The nine-page Setback Waiver Agreement that was presented to us contains a project participation fee to be paid to us over a 15-year period if the developer executes the waiver by erecting a wind-turbine within 1,000 feet from our residence or within 150 feet from the boundaries of our property. No participation payment is made to the owner for five years or until the developer begins selling electrical energy to a power company. If and when this is successful, and in exchange for a yearly payment ranging from $2,000 per year to $3,500 per year for 15 years, we are being asked to "submit our property's body, soul and value to the company store."

A careful study and a scrutiny of the language contained in this agreement reveal how skewed it is in favor of the developer. For example, it includes a confidentiality clause which requires the owner(s) not to disclose the terms of the Agreement to any parties other than their attorney or immediate family members. In addition, the Agreement requires that the owner(s) waive enforcement of noise limits and shadow limits that may be required by applicable law. Although payment is offered for 15 years, the noise and shadow limit waiver is in force for 40 years. However, this clause is apparently "superfluous" since the sales representative told us that wind turbines are "as quiet as the hum of our new kitchen refrigerator."

There is also a no interference clause in the Agreement that prohibits the owner from disturbing or interfering with the development, permitting, construction, installation, maintenance, or operation of the wind power facilities. Consequently, an owner who signs such a contract compromises their right to recourse in the event they are not satisfied with any activity by the developer on their property.

The default sections in this contract require that the owner provide a "written" notice of the event of default to the developer or mortgagee including the required remedy to correct the default. The developer has two months and the mortgagee has six months to "begin" to correct the default and to proceed with "commercially reasonable diligence" to correct the default. The expression "commercially reasonable diligence" is subject to interpretation, and therefore to possible litigation. Unfortunately, in signing this Agreement, the owner waives the right "... to institute summary proceedings in connection with the signed Agreement." Simply stated, the owner sacrifices the right to bring a lawsuit in order to correct the default and for possible damages as a result of the default.

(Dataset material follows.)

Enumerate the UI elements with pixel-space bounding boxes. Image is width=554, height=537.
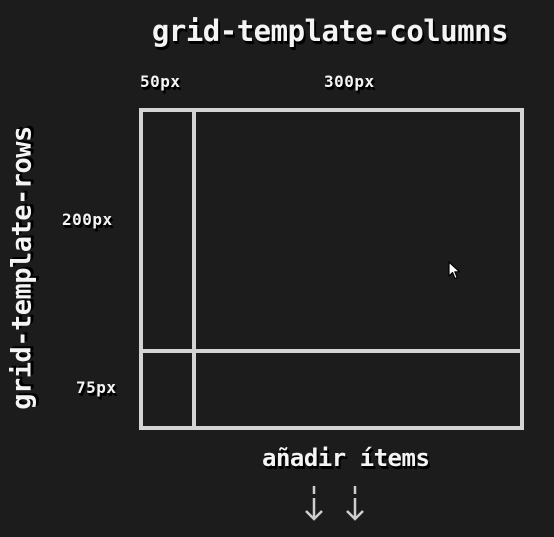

In the instance of a monetary default, the developer has two months and a mortgagee has three months to remedy the required obligation. According to the Agreement, this type of default is remedied when the tenant (developer/mortgagee) deposits the amount of money in question into an escrow account. The money in question remains there until a final decision is made by a court or upon a negotiated agreement between the tenant and landlord. The tenant (developer/mortgagee) is not required to pay interest on monies due and, as previously noted, the owner has waived the right to bring legal action. In the interest of "fairness," the developer or mortgagee retains the right to institute legal action for recovery of any payment made to the owner.

Reading and interpreting the "legaleeze" of a complex contract is a challenging task which requires the assistance of an experienced attorney. After so doing, this writer asks why anyone would sign a contract which contains so much protection for the developer and so little protection for the property owner. Perhaps, a property owner would sign a Land-Lease Agreement solely out of concern for the environment, for production of "clean energy," or to protect the value of their neighbors' properties? Or, is it solely about the money? Is anyone so altruistic that they would sign a contract that seriously compromises their lifestyle and the value of their property without receiving some form of monetary return?

It is painfully apparent that when money is involved, all other clauses of a contract seem to be of little consequence to the recipient. Nevertheless, it is important to note that in our current world of economic turmoil and financial uncertainty, failure to honor contracts, bankruptcies and foreclosures are commonplace and often subject to the politics of expediency. Therefore, "Caveat Emptor!" (Let the buyer beware!)

Dr. Joseph A. Zampogna lives in Orangeville.